A couple more Watson updates again:

  • Movies — a "fix to the fix" in which many users were only able to see the five first theaters.
  • Packages — an update to properly parse information from FedEx.
Sat, 01 May 2004

Any CSS experts know why this looks funny in the latest Safari?

Ever since the 1.2 update to Safari, this weblog has some formatting problems in its CSS .... the text crams up against the sidebars on the right. This was OK before. This behavior is also showing in Mozilla, leading me to believe that Safari is doing what's right, and that there is something in the CSS that was just taking advantage of a "bug" in earlier versions of Safari. (In IE 5.2/Mac, things are truly bizarre, so who know's what up there?) Anybody know offhand what's going on?

I updated my iPod and iTunes to their latest versions yesterday, wondering if I was going to have problems like I did a short while ago, where the process of trying to update my iPod caused iTunes and even the whole Mac to freeze up.

Sure enough, I had similar problems. Last time, I discovered that my Belkin 6-port FireWire hub's power supply wasn't plugged in all the way (a bad design I reported to Belkin without any reply from them — you'd think that if something is not plugged in properly, it wouldn't show a glowing green light!) and fixing that made the problems go away.

This time, I checked my connections, and the hub had gotten partly unplugged again. I pushed the adaptor, rebooted, and tried again. Did that fix things? No.

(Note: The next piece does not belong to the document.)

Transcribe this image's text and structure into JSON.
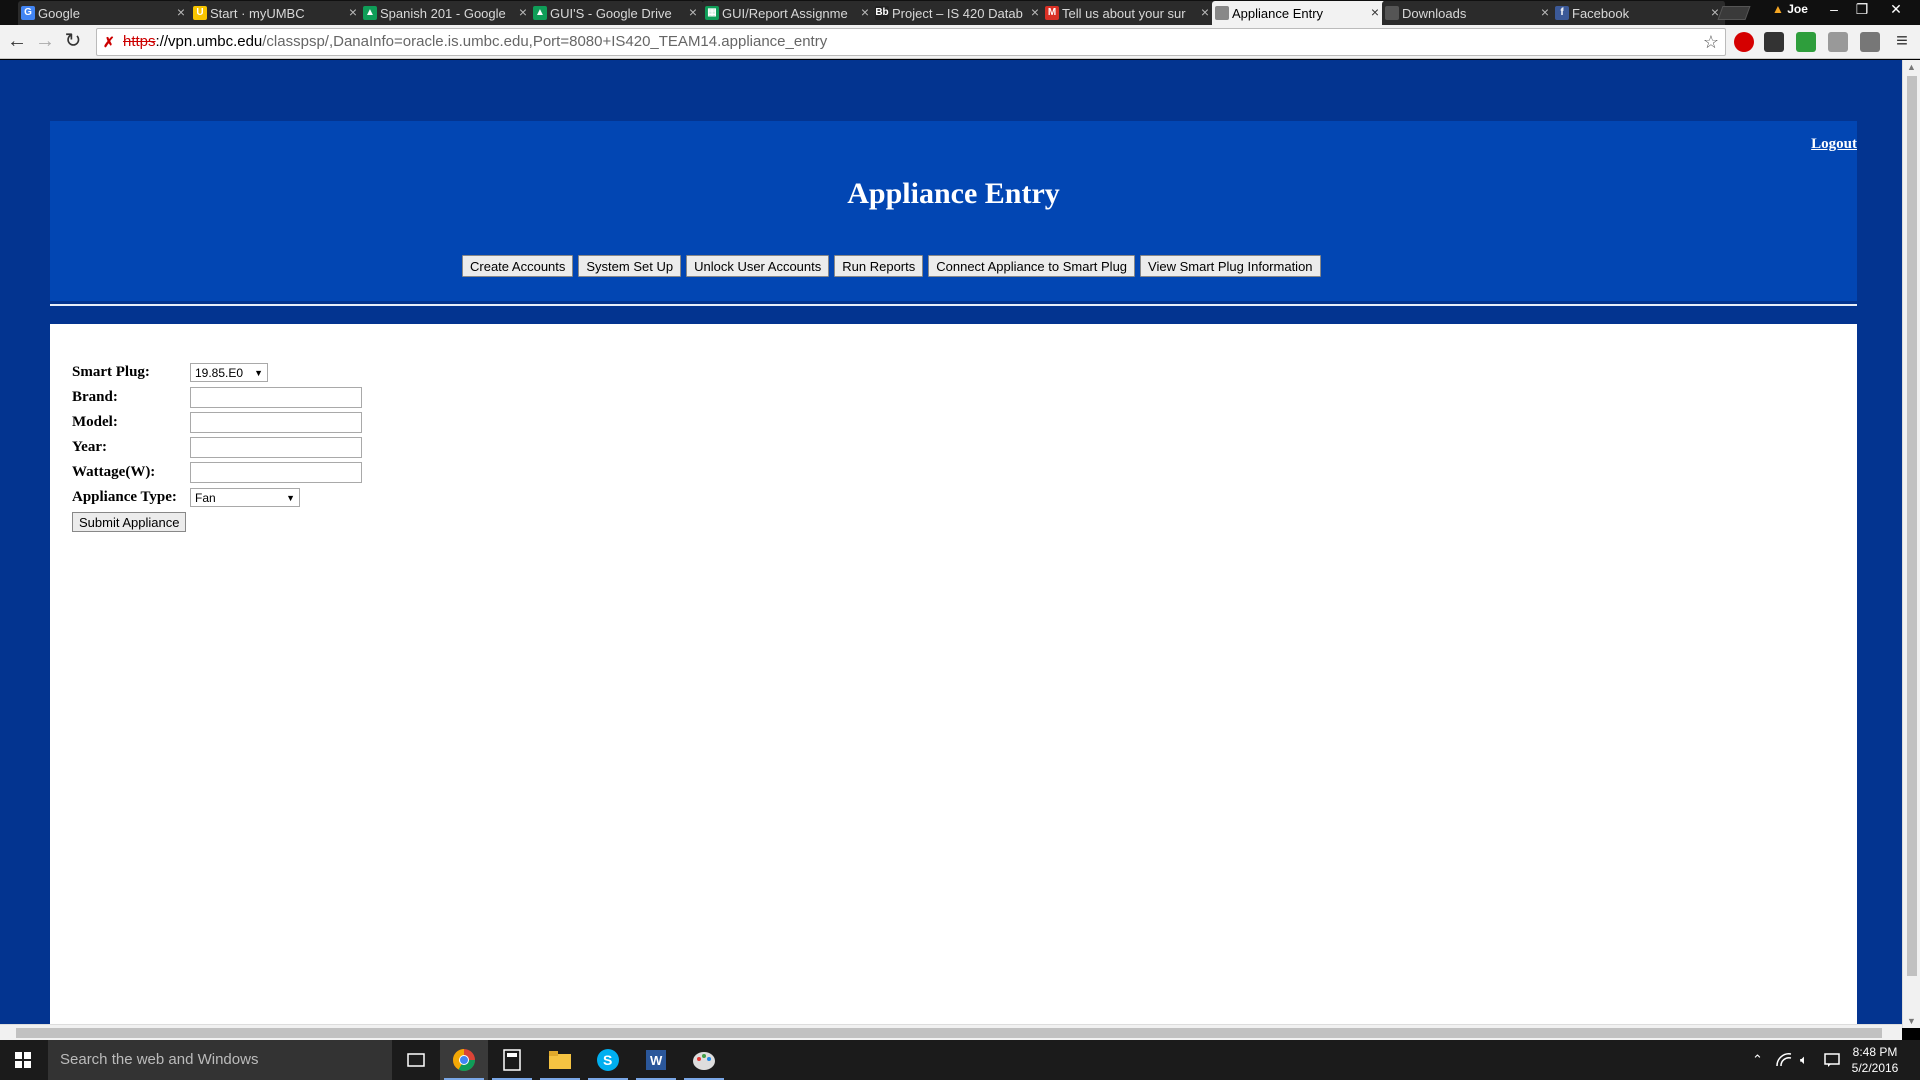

So I took the hub out of the equation and plugged the iPod connector directly into the Mac. Another reboot, another try. Did that fix things? No!

Running out of ideas, I browsed the discussion lists at Apple's support site, and found this interesting thread: iPod and iTunes freeze during update Somebody suggested that the iSight and iPod can't be plugged into the computer at the same time, due to power usage problems. So I unplugged my iSight, and yipee, the iPod is happily transferring the almost 40 gigs of music to my iPod as I type this.

So ... if you are using an iSight and an iPod, unplug your iSight while you are using your iPod.